I shut my laptop for the day and went over my evening to-do list. Work was never-ending, but chores at home needed attention. There is laundry to do but no detergent, grocery shopping but no time. And, yikes!, I'm already late for daughter's pick up. I weaved through the killer traffic cursing everything in the way. I was miserable. Why me? Why isn't life giving me an easy break?
To drown my misery, I turned on the radio news. And then, it hit me: What am I complaining about? I imagined myself at the heart of recent headlines: the Syrian massacres, war and turmoil throughout the Middle East, African hunger, random shooting in Oakland. I imagined being there. Imagined being caught in a crossfire between the government and the rebels. Imagined praying to be alive to see the next morning. Imagined crying out for help over my secret blog/Twitter/You Tube videos and frantically hoping for help. Imagined having to choose between my children while feeding the last ounce of bread left. Imagined losing everything and above all, losing hope. It struck me: that is real-life struggle, a struggle between life and death.

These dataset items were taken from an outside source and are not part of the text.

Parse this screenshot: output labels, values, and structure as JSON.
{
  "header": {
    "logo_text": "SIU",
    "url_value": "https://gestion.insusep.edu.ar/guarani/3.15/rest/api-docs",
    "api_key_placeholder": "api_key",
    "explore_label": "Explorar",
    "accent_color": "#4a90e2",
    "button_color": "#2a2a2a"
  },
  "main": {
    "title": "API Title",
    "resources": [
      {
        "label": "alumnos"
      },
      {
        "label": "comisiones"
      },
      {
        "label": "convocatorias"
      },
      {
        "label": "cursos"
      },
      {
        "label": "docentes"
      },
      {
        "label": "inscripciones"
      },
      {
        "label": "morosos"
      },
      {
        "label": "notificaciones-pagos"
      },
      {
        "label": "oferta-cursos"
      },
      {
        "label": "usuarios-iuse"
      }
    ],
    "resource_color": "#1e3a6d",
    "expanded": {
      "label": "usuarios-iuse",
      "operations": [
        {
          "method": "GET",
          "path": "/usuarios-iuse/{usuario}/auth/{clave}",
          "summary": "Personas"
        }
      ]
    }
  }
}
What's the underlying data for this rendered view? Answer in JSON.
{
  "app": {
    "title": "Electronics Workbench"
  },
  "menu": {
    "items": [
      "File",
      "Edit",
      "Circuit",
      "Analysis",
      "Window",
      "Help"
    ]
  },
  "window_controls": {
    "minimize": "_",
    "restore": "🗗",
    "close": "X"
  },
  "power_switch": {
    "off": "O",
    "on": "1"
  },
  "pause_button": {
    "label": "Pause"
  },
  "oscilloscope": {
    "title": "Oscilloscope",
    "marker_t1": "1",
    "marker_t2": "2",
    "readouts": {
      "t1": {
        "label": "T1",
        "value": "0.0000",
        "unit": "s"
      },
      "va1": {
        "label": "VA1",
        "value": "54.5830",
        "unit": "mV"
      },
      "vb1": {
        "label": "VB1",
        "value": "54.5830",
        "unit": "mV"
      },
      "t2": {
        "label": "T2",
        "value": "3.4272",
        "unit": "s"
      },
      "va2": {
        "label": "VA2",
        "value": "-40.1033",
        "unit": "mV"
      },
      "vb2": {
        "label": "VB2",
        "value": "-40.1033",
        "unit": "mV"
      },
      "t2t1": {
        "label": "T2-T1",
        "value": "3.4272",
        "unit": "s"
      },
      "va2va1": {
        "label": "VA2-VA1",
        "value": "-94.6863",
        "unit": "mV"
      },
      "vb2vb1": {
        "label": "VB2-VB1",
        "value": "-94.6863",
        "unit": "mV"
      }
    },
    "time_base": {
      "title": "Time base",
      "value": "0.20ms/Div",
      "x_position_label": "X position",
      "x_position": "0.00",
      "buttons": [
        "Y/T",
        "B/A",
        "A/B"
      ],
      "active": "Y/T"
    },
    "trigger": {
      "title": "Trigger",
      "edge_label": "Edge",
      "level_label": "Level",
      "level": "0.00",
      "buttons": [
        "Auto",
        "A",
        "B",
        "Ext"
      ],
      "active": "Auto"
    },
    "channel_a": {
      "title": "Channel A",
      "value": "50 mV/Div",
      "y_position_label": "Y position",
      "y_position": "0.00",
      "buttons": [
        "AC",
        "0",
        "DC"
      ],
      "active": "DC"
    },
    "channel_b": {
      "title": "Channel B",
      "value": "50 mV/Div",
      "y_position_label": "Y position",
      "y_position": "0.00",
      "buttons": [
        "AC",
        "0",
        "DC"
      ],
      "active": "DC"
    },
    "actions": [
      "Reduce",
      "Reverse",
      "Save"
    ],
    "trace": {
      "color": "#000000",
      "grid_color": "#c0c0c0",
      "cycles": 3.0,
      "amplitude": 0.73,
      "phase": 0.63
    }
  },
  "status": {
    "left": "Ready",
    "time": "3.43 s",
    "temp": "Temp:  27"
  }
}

For all my problems, at least I have some control. And suddenly, I was thankful. I was thankful for a safe environment, for three square meals and a job. While the economy has been pretty topsy-turvy, my house is upside-down, my job unpredictable, at least it isn't a life/death situation.
We all tend to get stuck in self-absorption or the infinite loop of issues and resolutions. But we should stop to remember there are people who have it the worst. So lets start this movement -- to stop the self pity. Let's be grateful for the shoes we don't walk in.
With a Perspective, I am Amrutha Badrinarayan.